Strengths of our study include the highly controlled laboratory protocol, which was able to determine the independent impact of circadian misalignment—similar to that typically experienced by shift workers—on cardiovascular disease risk factors assessed repeatedly across 24 h. Limitations of the study should also be considered. First, our participants were healthy and had little or no shift work experience. The effect of circadian misalignment on cardiovascular function and inflammatory markers may be different in people with hypertension and in shift workers. Second, our sample size was relatively small, although in keeping with similar highly controlled, within-participant studies. Thus, we may have been statistically underpowered to detect the impact of circadian misalignment on some of the outcome variables. Moreover, we were likely statistically underpowered to detect certain correlations between circadian misalignment-mediated changes in our primary outcome variables (e.g., blood pressure and inflammatory makers) and circadian misalignment-mediated changes in our explanatory/secondary outcome variables (i.e., sleep duration and autonomic markers). Third, we investigated the effect of circadian misalignment on a selection of cardiovascular- and inflammatory-related variables. Further studies are needed to test the impact of circadian misalignment on other cardiovascular (e.g., baroreflex sensitivity and endothelial function) and inflammatory markers (e.g., IL-8 and monocyte chemoattractant protein-1). Fourth, we assessed the impact only of short-term circadian misalignment on cardiovascular disease risk factors. The independent effect of chronic circadian misalignment on cardiovascular disease risk factors still needs to be studied. Future studies are warranted to identify countermeasures for the adverse effect of circadian misalignment on blood pressure and inflammatory markers, such as timing of exercise and diet. For example, we have shown that evening exercise decreases blood pressure during a subsequent simulated night shift (67).

Summary

We demonstrate that circadian misalignment per se increases blood pressure and inflammatory markers. Circadian misalignment caused by rapidly shifting the behavioral and light/dark cycles relative to the endogenous circadian system is typical in shift workers. Thus, our findings may help explain why shift work is a risk factor for elevated blood pressure, hypertension, and cardiovascular disease.

Methods

Other aspects of this study—which was designed to test separate hypotheses—have previously been published (35, 68).

Participants.

Fourteen healthy, nonsmoking, drug- and medication-free (except for oral contraceptives) adults completed this study [mean ± SD (range) age, 28 ± 9 y (20–49 y); body mass index, 25.4 ± 2.6 kg/m2 (21–29.5 kg/m2); eight men]. The Partners Human Research Committee approved this research, which was conducted in the Center for Clinical Investigation at Brigham and Women’s Hospital (Boston, MA). All participants provided written informed consent. See SI Methods for details.

Experimental Protocol.

Each participant underwent two 8-d laboratory protocols, according to a cross-over design, to test the impact of circadian misalignment on cardiovascular disease risk factors (Fig. 1). One protocol included circadian misalignment, and the other maintained circadian alignment. The visits were separated by 2–8 wk [mean, 4 wk (SD, 2)]. “Minimization” was used to minimize imbalance—according to age, gender and body mass index—in the order of laboratory visits (circadian alignment protocol first, n = 7; circadian misalignment protocol first, n = 7) (69).

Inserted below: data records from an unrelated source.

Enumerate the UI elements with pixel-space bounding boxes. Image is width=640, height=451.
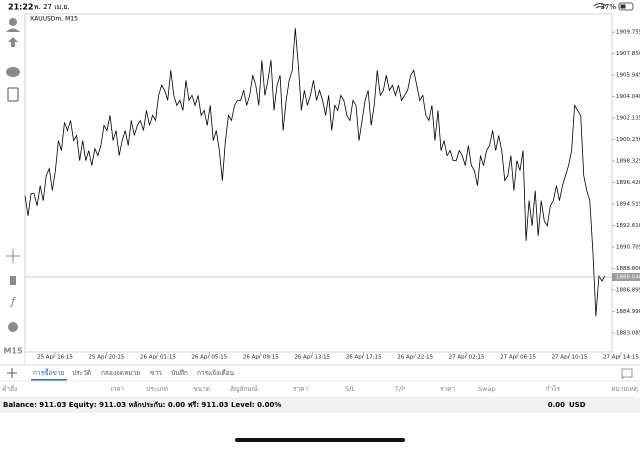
y-tick-label: 1898.325 xyxy=(616,159,640,165)
trade-icon[interactable] xyxy=(8,37,18,47)
y-tick-label: 1884.990 xyxy=(616,309,640,315)
y-tick-label: 1905.945 xyxy=(616,73,640,79)
y-tick-label: 1894.515 xyxy=(616,201,640,207)
balance-row xyxy=(0,397,640,413)
y-tick-label: 1896.420 xyxy=(616,180,640,186)
y-tick-label: 1909.755 xyxy=(616,30,640,36)
status-battery: 37% xyxy=(600,3,616,11)
tab[interactable]: การแจ้งเตือน xyxy=(197,369,235,377)
y-tick-label: 1907.850 xyxy=(616,51,640,57)
x-tick-label: 27 Apr 06:15 xyxy=(500,355,536,361)
y-tick-label: 1890.705 xyxy=(616,244,640,250)
x-tick-label: 26 Apr 13:15 xyxy=(294,355,330,361)
wifi-icon xyxy=(593,3,607,9)
x-tick-label: 27 Apr 14:15 xyxy=(603,355,639,361)
y-tick-label: 1904.040 xyxy=(616,94,640,100)
terminal-menu-icon[interactable] xyxy=(621,368,633,380)
column-title: สัญลักษณ์ xyxy=(230,385,258,393)
tab[interactable]: การซื้อขาย xyxy=(33,368,64,377)
status-time: 21:22 xyxy=(8,3,33,12)
column-title: ราคา xyxy=(293,385,308,393)
status-date: พ. 27 เม.ย. xyxy=(34,3,70,11)
column-title: กำไร xyxy=(546,385,561,393)
x-tick-label: 26 Apr 17:15 xyxy=(346,355,382,361)
current-price-label: 1888.040 xyxy=(616,275,640,281)
y-tick-label: 1902.135 xyxy=(616,116,640,122)
y-tick-label: 1886.895 xyxy=(616,287,640,293)
active-tab-underline xyxy=(31,379,67,381)
chat-icon[interactable] xyxy=(6,67,20,77)
current-price-tag xyxy=(612,273,640,282)
balance-text: Balance: 911.03 Equity: 911.03 หลักประกั… xyxy=(3,401,281,409)
candles-icon[interactable] xyxy=(10,276,16,285)
y-tick-label: 1883.085 xyxy=(616,330,640,336)
currency: USD xyxy=(569,401,586,409)
new-order-button[interactable] xyxy=(7,368,17,378)
account-icon-body xyxy=(6,28,20,32)
timeframe[interactable]: M15 xyxy=(3,347,23,356)
y-tick-label: 1888.800 xyxy=(616,266,640,272)
battery-level xyxy=(620,4,626,9)
x-tick-label: 26 Apr 22:15 xyxy=(397,355,433,361)
chart: 1909.755 1907.850 1905.945 1904.040 1902.135… xyxy=(24,28,640,361)
account-icon[interactable] xyxy=(9,18,17,26)
x-tick-label: 26 Apr 05:15 xyxy=(191,355,227,361)
column-title: หมายเหตุ xyxy=(611,385,638,393)
plot-frame xyxy=(24,13,613,353)
column-title: ประเภท xyxy=(146,385,168,393)
indicator-icon[interactable]: ƒ xyxy=(9,295,17,308)
column-title: S/L xyxy=(345,385,355,393)
x-tick-label: 26 Apr 01:15 xyxy=(140,355,176,361)
column-header: คำสั่ง เวลา ประเภท ขนาด สัญลักษณ์ ราคา S/L T/P ร… xyxy=(2,384,638,393)
x-tick-label: 27 Apr 10:15 xyxy=(552,355,588,361)
tab[interactable]: กล่องจดหมาย xyxy=(101,369,140,377)
x-tick-label: 27 Apr 02:15 xyxy=(449,355,485,361)
x-tick-label: 26 Apr 09:15 xyxy=(243,355,279,361)
column-title: T/P xyxy=(394,385,405,393)
column-title: เวลา xyxy=(110,385,124,393)
objects-icon[interactable] xyxy=(8,322,18,332)
price-line xyxy=(24,28,606,317)
chart-title: XAUUSDm, M15 xyxy=(30,16,78,23)
crosshair-icon[interactable] xyxy=(6,249,20,263)
battery-icon xyxy=(618,2,634,11)
column-title: คำสั่ง xyxy=(2,384,17,393)
column-title: ราคา xyxy=(440,385,455,393)
column-title: ขนาด xyxy=(193,385,210,393)
y-tick-label: 1892.610 xyxy=(616,223,640,229)
tab[interactable]: ข่าว xyxy=(150,369,162,377)
x-tick-label: 25 Apr 16:15 xyxy=(37,355,73,361)
y-tick-label: 1900.230 xyxy=(616,137,640,143)
tab[interactable]: ประวัติ xyxy=(72,369,91,377)
x-tick-label: 25 Apr 20:15 xyxy=(89,355,125,361)
tab[interactable]: บันทึก xyxy=(171,369,188,377)
tab-bar: การซื้อขาย ประวัติ กล่องจดหมาย ข่าว บันทึก กา… xyxy=(31,368,235,381)
home-indicator xyxy=(235,438,405,442)
document-icon[interactable] xyxy=(7,87,19,102)
profit-total: 0.00 xyxy=(548,401,565,409)
column-title: Swap xyxy=(478,385,496,393)
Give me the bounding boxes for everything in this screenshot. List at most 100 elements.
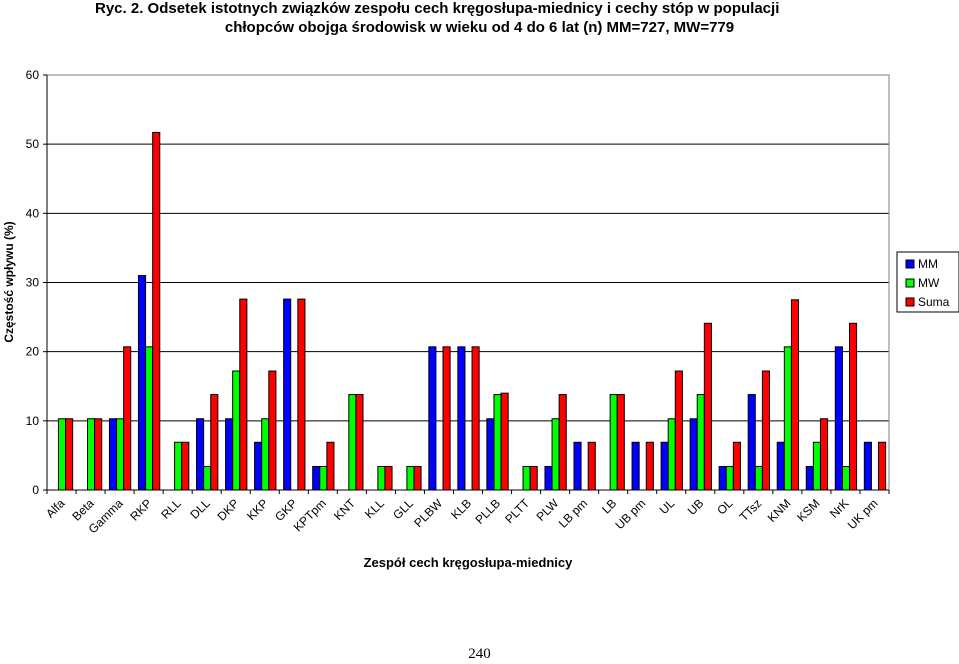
x-tick-label: PLLB (472, 496, 503, 527)
bar-mm-klb (457, 346, 466, 491)
bar-suma-lb (616, 394, 625, 491)
y-axis-label: Częstość wpływu (%) (2, 221, 16, 342)
chart-title-line-2: chłopców obojga środowisk w wieku od 4 d… (224, 19, 735, 36)
bar-mw-rkp (145, 346, 154, 491)
x-tick-label: PLTT (502, 496, 532, 526)
bar-suma-ksm (819, 418, 829, 491)
bar-mm-pllb (486, 418, 495, 491)
x-axis-label: Zespół cech kręgosłupa-miednicy (364, 555, 574, 570)
bar-mw-pllb (493, 394, 502, 491)
bar-mw-nrk (841, 465, 851, 491)
legend-swatch-mm (905, 259, 915, 269)
legend-swatch-suma (905, 297, 915, 307)
y-tick-label: 20 (26, 345, 40, 359)
bar-suma-kptpm (326, 441, 335, 491)
x-tick-label: KLB (448, 496, 474, 522)
gridlines (47, 74, 889, 422)
bar-suma-gamma (123, 346, 132, 491)
bar-mw-ksm (812, 441, 821, 491)
legend-swatch-mw (905, 278, 915, 288)
legend-label-suma: Suma (918, 295, 950, 309)
bar-suma-pllb (500, 392, 509, 491)
x-tick-label: KLL (362, 496, 387, 521)
bar-mm-ol (718, 465, 727, 491)
bar-suma-plbw (442, 346, 451, 491)
bar-mw-kkp (261, 418, 270, 491)
bar-mw-rll (174, 441, 183, 491)
x-tick-label: KKP (244, 496, 271, 523)
legend-label-mm: MM (918, 257, 938, 271)
bar-mm-rkp (137, 275, 147, 491)
bars (57, 131, 887, 491)
bar-mw-ul (667, 418, 676, 491)
bar-suma-rll (181, 441, 190, 491)
axes (43, 74, 890, 494)
y-tick-label: 30 (26, 276, 40, 290)
bar-suma-knm (790, 299, 800, 491)
x-tick-label: UK pm (845, 496, 881, 532)
bar-mm-ksm (805, 465, 814, 491)
x-tick-label: DKP (214, 496, 241, 523)
x-tick-label: KNT (331, 496, 358, 523)
bar-suma-pltt (529, 465, 538, 491)
x-tick-label: UB (685, 496, 707, 518)
bar-mw-dll (203, 465, 212, 491)
bar-mm-knm (776, 441, 785, 491)
bar-mm-ub-pm (631, 441, 640, 491)
bar-mw-knt (348, 394, 357, 491)
bar-mm-kkp (254, 441, 263, 491)
bar-mw-lb (609, 394, 618, 491)
bar-mm-plbw (428, 346, 437, 491)
bar-suma-kkp (268, 370, 277, 491)
bar-suma-klb (471, 346, 480, 491)
bar-suma-plw (558, 394, 567, 491)
x-tick-label: UB pm (612, 496, 648, 532)
bar-mm-ul (660, 441, 669, 491)
bar-mw-knm (783, 346, 792, 491)
bar-mw-ol (725, 465, 734, 491)
bar-mw-kll (377, 465, 386, 491)
bar-suma-uk-pm (878, 441, 887, 491)
bar-mm-plw (544, 465, 553, 491)
y-tick-label: 10 (26, 414, 40, 428)
bar-suma-beta (94, 418, 103, 491)
bar-mm-dkp (225, 418, 234, 491)
bar-mm-ttsz (747, 394, 756, 491)
page-number: 240 (468, 646, 491, 662)
bar-mm-dll (196, 418, 205, 491)
bar-mm-gamma (108, 418, 118, 491)
bar-mw-ttsz (754, 465, 763, 491)
bar-suma-ub (703, 322, 712, 491)
bar-suma-ttsz (761, 370, 770, 491)
y-tick-label: 40 (26, 206, 40, 220)
x-tick-label: KNM (765, 496, 794, 525)
bar-mm-lb-pm (573, 441, 582, 491)
bar-mw-plw (551, 418, 560, 491)
x-tick-label: KSM (794, 496, 822, 524)
bar-suma-gkp (297, 298, 306, 491)
chart-title-line-1: Ryc. 2. Odsetek istotnych związków zespo… (95, 0, 780, 17)
bar-mm-gkp (283, 298, 292, 491)
x-tick-label: DLL (187, 496, 213, 522)
bar-suma-ul (674, 370, 683, 491)
bar-suma-gll (413, 465, 422, 491)
x-tick-label: PLBW (411, 496, 445, 530)
x-tick-label: OL (714, 496, 735, 517)
bar-suma-knt (355, 394, 364, 491)
bar-mw-gamma (116, 418, 125, 491)
bar-mm-nrk (834, 346, 843, 491)
x-tick-label: Alfa (43, 496, 68, 521)
bar-suma-rkp (152, 131, 161, 491)
legend-label-mw: MW (918, 276, 940, 290)
legend: MM MW Suma (896, 251, 959, 313)
x-tick-label: LB (599, 496, 619, 516)
bar-mw-kptpm (319, 465, 328, 491)
bar-suma-dkp (239, 298, 248, 491)
x-tick-label: LB pm (556, 496, 590, 530)
y-tick-labels: 0 10 20 30 40 50 60 (26, 68, 40, 497)
bar-mm-ub (689, 418, 698, 491)
x-tick-label: TTsz (737, 496, 765, 524)
x-tick-label: RKP (127, 496, 154, 523)
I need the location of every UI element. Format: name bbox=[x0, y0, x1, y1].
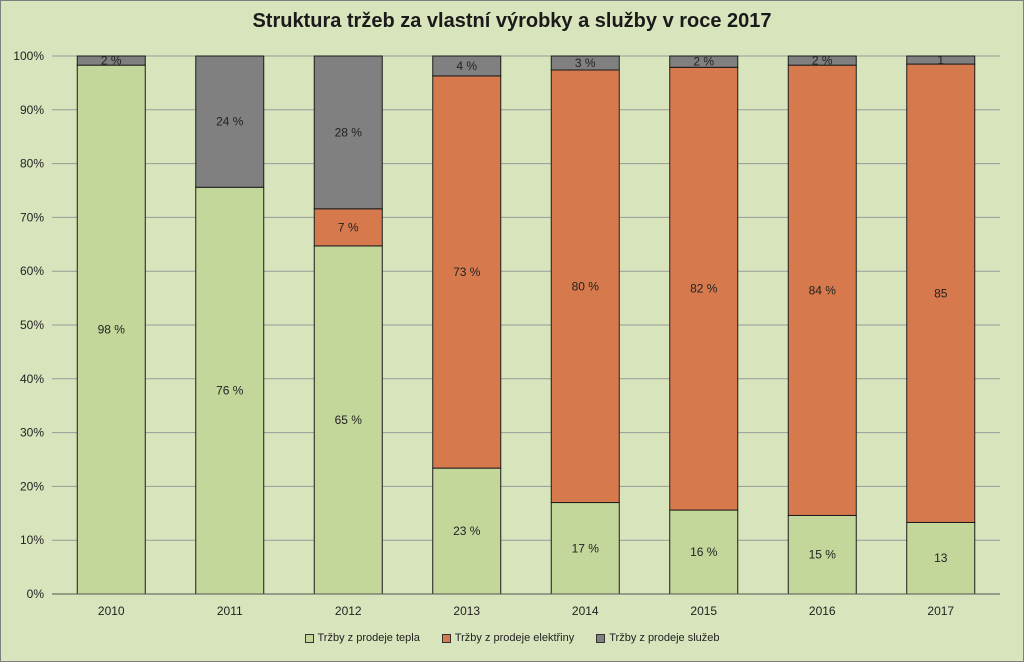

Preinpatient Study Conditions.

Participants selected and maintained a normal sleep/wake schedule, with an 8-h sleep opportunity, for ≥11 d [mean, 17 d (SD, 3)] before each laboratory visit. Compliance was assessed with wrist actigraphy (Actiwatch Spectrum, Philips-Respironics; or Actiwatch-L, Mini Mitter), sleep diary, and daily bedtime and wake time calls to a time-stamped voicemail system [mean bedtime, 23:30 hh:mm (SD, 0:48); mean wake time, 7:21 hh:mm (SD, 0:41); data from seven sleep periods preceding the final ambulatory sleep period before both inpatient admissions]. On the night preceding each inpatient admission, participants were instructed to sleep between 11:00 PM and 7:00 AM to aid the adaptation of participants’ endogenous circadian system to the initial laboratory sleep/wake schedule (sleep opportunity, 11:00 PM to 7:00 AM).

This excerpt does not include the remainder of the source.